Bis heute hat sich kein Konsens zu den vorhandenen Definitionen des Kommunikationsbegriffes herausgebildet. Daher wollen wir uns hier mit der scheinbar einfachsten Definition begnügen, die als gemeinsamer Nenner gilt. Das in Abbildung 2 enthaltene Container-Modell stellt den Kommunikationsprozess als den Transport eines Containers vom Kommunikator zum Rezipient dar. Der Container kann eine Botschaft oder einen Stimulus beinhalten, der durch die Anordnung vom Kommunikator zum Empfänger/ Rezipienten den Kommunikationspartnern eine entsprechende Rolle zuweist, z. B. Redner und Zuhörer, Autor und Leser, Chef und Angestellter etc. (MERTEN 1999, S. 54). Im Folgenden wollen wir uns dem Kommunikationsbegriff aus der Perspektive der Publizistik- und Kommunikationswissenschaft und des Marketings nähern – beide sind in diesem Lehrbuch vorrangig.
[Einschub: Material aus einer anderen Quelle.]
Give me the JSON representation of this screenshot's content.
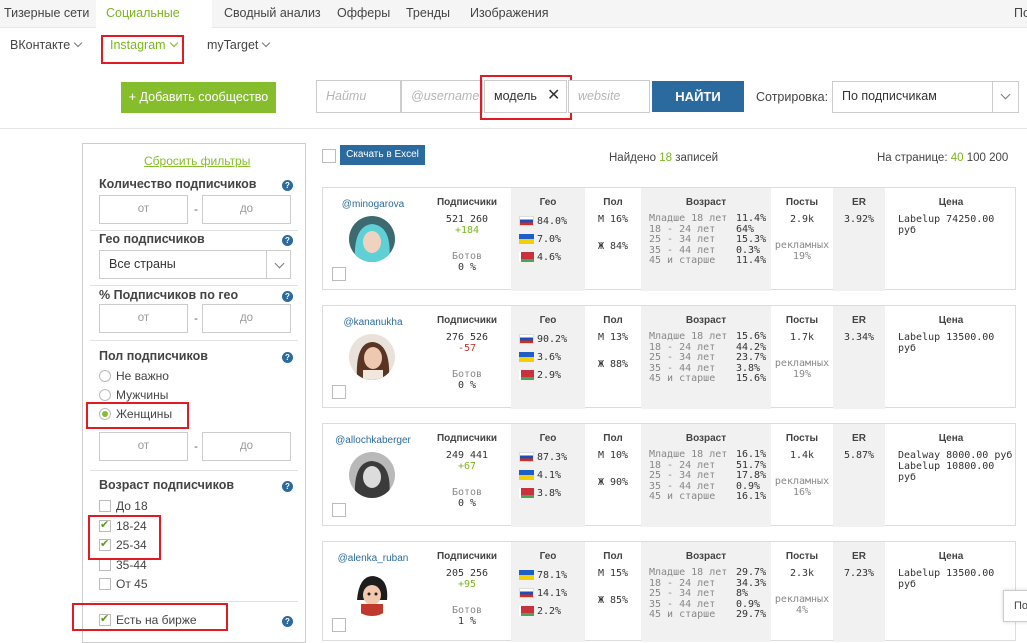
{
  "top_tabs": [
    "Тизерные сети",
    "Социальные сети",
    "Сводный анализ",
    "Офферы",
    "Тренды",
    "Изображения",
    "По"
  ],
  "sub_tabs": [
    "ВКонтакте",
    "Instagram",
    "myTarget"
  ],
  "add_community_label": "+ Добавить сообщество",
  "search": {
    "name_placeholder": "Найти",
    "username_placeholder": "@username",
    "keyword_value": "модель",
    "website_placeholder": "website",
    "submit_label": "НАЙТИ"
  },
  "sort": {
    "label": "Сотрировка:",
    "value": "По подписчикам"
  },
  "filters": {
    "reset_label": "Сбросить фильтры",
    "subs_title": "Количество подписчиков",
    "from": "от",
    "to": "до",
    "geo_title": "Гео подписчиков",
    "geo_value": "Все страны",
    "geo_pct_title": "% Подписчиков по гео",
    "gender_title": "Пол подписчиков",
    "gender_options": [
      "Не важно",
      "Мужчины",
      "Женщины"
    ],
    "age_title": "Возраст подписчиков",
    "age_options": [
      "До 18",
      "18-24",
      "25-34",
      "35-44",
      "От 45"
    ],
    "exchange_label": "Есть на бирже",
    "dash": "-",
    "help": "?"
  },
  "results": {
    "excel_label": "Скачать в Excel",
    "found_prefix": "Найдено",
    "found_count": "18",
    "found_suffix": "записей",
    "per_page_label": "На странице:",
    "per_page_options": [
      "40",
      "100",
      "200"
    ]
  },
  "headers": {
    "subs": "Подписчики",
    "geo": "Гео",
    "gender": "Пол",
    "age": "Возраст",
    "posts": "Посты",
    "er": "ER",
    "price": "Цена",
    "bots": "Ботов",
    "ads": "рекламных"
  },
  "cards": [
    {
      "username": "@minogarova",
      "subs": "521 260",
      "delta": "+184",
      "delta_type": "up",
      "bots": "0 %",
      "geo": [
        "84.0%",
        "7.0%",
        "4.6%"
      ],
      "flags": [
        "ru",
        "ua",
        "by"
      ],
      "male": "М 16%",
      "female": "Ж 84%",
      "ages": [
        "Младше 18 лет",
        "18 - 24 лет",
        "25 - 34 лет",
        "35 - 44 лет",
        "45 и старше"
      ],
      "age_vals": [
        "11.4%",
        "64%",
        "15.3%",
        "0.3%",
        "11.4%"
      ],
      "posts": "2.9k",
      "ads_pct": "19%",
      "er": "3.92%",
      "prices": [
        "Labelup 74250.00 руб"
      ],
      "avatar": "teal"
    },
    {
      "username": "@kananukha",
      "subs": "276 526",
      "delta": "-57",
      "delta_type": "down",
      "bots": "0 %",
      "geo": [
        "90.2%",
        "3.6%",
        "2.9%"
      ],
      "flags": [
        "ru",
        "ua",
        "by"
      ],
      "male": "М 13%",
      "female": "Ж 88%",
      "ages": [
        "Младше 18 лет",
        "18 - 24 лет",
        "25 - 34 лет",
        "35 - 44 лет",
        "45 и старше"
      ],
      "age_vals": [
        "15.6%",
        "44.2%",
        "23.7%",
        "3.8%",
        "15.6%"
      ],
      "posts": "1.7k",
      "ads_pct": "19%",
      "er": "3.34%",
      "prices": [
        "Labelup 13500.00 руб"
      ],
      "avatar": "brown"
    },
    {
      "username": "@allochkaberger",
      "subs": "249 441",
      "delta": "+67",
      "delta_type": "up",
      "bots": "0 %",
      "geo": [
        "87.3%",
        "4.1%",
        "3.8%"
      ],
      "flags": [
        "ru",
        "ua",
        "by"
      ],
      "male": "М 10%",
      "female": "Ж 90%",
      "ages": [
        "Младше 18 лет",
        "18 - 24 лет",
        "25 - 34 лет",
        "35 - 44 лет",
        "45 и старше"
      ],
      "age_vals": [
        "16.1%",
        "51.7%",
        "17.8%",
        "0.9%",
        "16.1%"
      ],
      "posts": "1.4k",
      "ads_pct": "16%",
      "er": "5.87%",
      "prices": [
        "Dealway 8000.00 руб",
        "Labelup 10800.00 руб"
      ],
      "avatar": "gray"
    },
    {
      "username": "@alenka_ruban",
      "subs": "205 256",
      "delta": "+95",
      "delta_type": "up",
      "bots": "1 %",
      "geo": [
        "78.1%",
        "14.1%",
        "2.2%"
      ],
      "flags": [
        "ua",
        "ru",
        "by"
      ],
      "male": "М 15%",
      "female": "Ж 85%",
      "ages": [
        "Младше 18 лет",
        "18 - 24 лет",
        "25 - 34 лет",
        "35 - 44 лет",
        "45 и старше"
      ],
      "age_vals": [
        "29.7%",
        "34.3%",
        "8%",
        "0.9%",
        "29.7%"
      ],
      "posts": "2.3k",
      "ads_pct": "4%",
      "er": "7.23%",
      "prices": [
        "Labelup 13500.00 руб"
      ],
      "avatar": "cartoon"
    }
  ],
  "corner_label": "По",
  "colors": {
    "accent_green": "#86bd2c",
    "accent_blue": "#2b6a9e",
    "highlight_red": "#e01b24"
  }
}
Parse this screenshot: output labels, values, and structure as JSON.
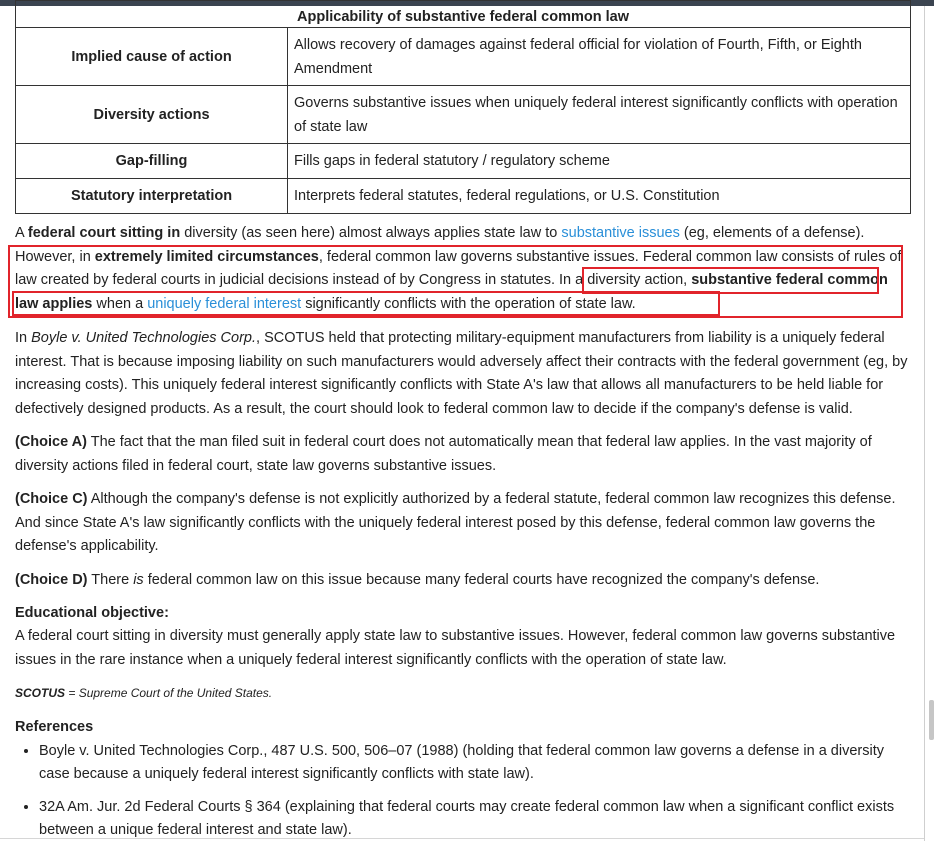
{
  "table": {
    "caption": "Applicability of substantive federal common law",
    "rows": [
      {
        "label": "Implied cause of action",
        "desc": "Allows recovery of damages against federal official for violation of Fourth, Fifth, or Eighth Amendment"
      },
      {
        "label": "Diversity actions",
        "desc": "Governs substantive issues when uniquely federal interest significantly conflicts with operation of state law"
      },
      {
        "label": "Gap-filling",
        "desc": "Fills gaps in federal statutory / regulatory scheme"
      },
      {
        "label": "Statutory interpretation",
        "desc": "Interprets federal statutes, federal regulations, or U.S. Constitution"
      }
    ]
  },
  "para1": {
    "t1": "A ",
    "b1": "federal court sitting in",
    "t2": " diversity (as seen here) almost always applies state law to ",
    "link1": "substantive issues",
    "t3": " (eg, elements of a defense).  However, in ",
    "b2": "extremely limited circumstances",
    "t4": ", federal common law governs substantive issues.  Federal common law consists of rules of law created by federal courts in judicial decisions instead of by Congress in statutes.  In a diversity action, ",
    "b3": "substantive federal common law applies",
    "t5": " when a ",
    "link2": "uniquely federal interest",
    "t6": " significantly conflicts with the operation of state law."
  },
  "para2": {
    "t1": "In ",
    "case": "Boyle v. United Technologies Corp.",
    "t2": ", SCOTUS held that protecting military-equipment manufacturers from liability is a uniquely federal interest.  That is because imposing liability on such manufacturers would adversely affect their contracts with the federal government (eg, by increasing costs).  This uniquely federal interest significantly conflicts with State A's law that allows all manufacturers to be held liable for defectively designed products.  As a result, the court should look to federal common law to decide if the company's defense is valid."
  },
  "choiceA": {
    "label": "(Choice A)",
    "text": " The fact that the man filed suit in federal court does not automatically mean that federal law applies.  In the vast majority of diversity actions filed in federal court, state law governs substantive issues."
  },
  "choiceC": {
    "label": "(Choice C)",
    "text": " Although the company's defense is not explicitly authorized by a federal statute, federal common law recognizes this defense.  And since State A's law significantly conflicts with the uniquely federal interest posed by this defense, federal common law governs the defense's applicability."
  },
  "choiceD": {
    "label": "(Choice D)",
    "t1": " There ",
    "em": "is",
    "t2": " federal common law on this issue because many federal courts have recognized the company's defense."
  },
  "edu": {
    "heading": "Educational objective:",
    "text": "A federal court sitting in diversity must generally apply state law to substantive issues.  However, federal common law governs substantive issues in the rare instance when a uniquely federal interest significantly conflicts with the operation of state law."
  },
  "abbrev": {
    "term": "SCOTUS",
    "def": " = Supreme Court of the United States."
  },
  "references": {
    "heading": "References",
    "items": [
      "Boyle v. United Technologies Corp., 487 U.S. 500, 506–07 (1988) (holding that federal common law governs a defense in a diversity case because a uniquely federal interest significantly conflicts with state law).",
      "32A Am. Jur. 2d Federal Courts § 364 (explaining that federal courts may create federal common law when a significant conflict exists between a unique federal interest and state law)."
    ]
  },
  "colors": {
    "link": "#2a8fd8",
    "highlight_box": "#e1242b",
    "text": "#222222"
  }
}
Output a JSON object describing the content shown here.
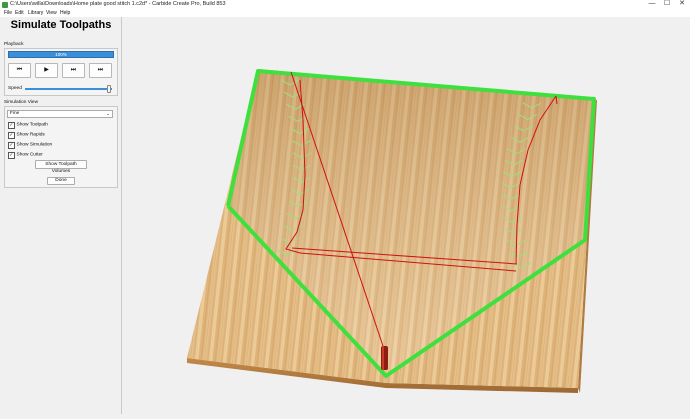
{
  "window": {
    "title": "C:\\Users\\willa\\Downloads\\Home plate good stitch 1.c2d* - Carbide Create Pro, Build 853",
    "minimize": "—",
    "maximize": "☐",
    "close": "✕"
  },
  "menu": [
    "File",
    "Edit",
    "Library",
    "View",
    "Help"
  ],
  "panel": {
    "title": "Simulate Toolpaths",
    "playback_label": "Playback",
    "progress_text": "100%",
    "progress_value": 100,
    "buttons": [
      "⏮",
      "▶",
      "⏭",
      "⏭"
    ],
    "speed_label": "Speed",
    "speed_value": 0.97,
    "sim_view_label": "Simulation View",
    "sim_view_value": "Fine",
    "checks": [
      {
        "label": "Show Toolpath",
        "checked": true
      },
      {
        "label": "Show Rapids",
        "checked": true
      },
      {
        "label": "Show Simulation",
        "checked": true
      },
      {
        "label": "Show Cutter",
        "checked": true
      }
    ],
    "volumes_button": "Show Toolpath Volumes",
    "done_button": "Done"
  },
  "colors": {
    "outline": "#33dd33",
    "rapid": "#d01010",
    "stitch": "#a8e888",
    "wood_light": "#e8c48e",
    "wood_dark": "#c8955a",
    "progress": "#3b8fd9"
  }
}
Ein Beispiel soll die Sichtweise der Publizistik- und Kommunikationswissenschaft auf die Kommunikation verdeutlichen: Haben Sie von der Massenpanik nach dem Hörspiel »Krieg der Welten« im Jahr 1938 gehört? Hierzu schreibt
Abb. 2: Das Container-Modell als einfachster Nenner des Kommunikationsbegriffes aus der PuK-Perspektive (Quelle: In Anlehnung an MERTEN 1999, S. 54-55)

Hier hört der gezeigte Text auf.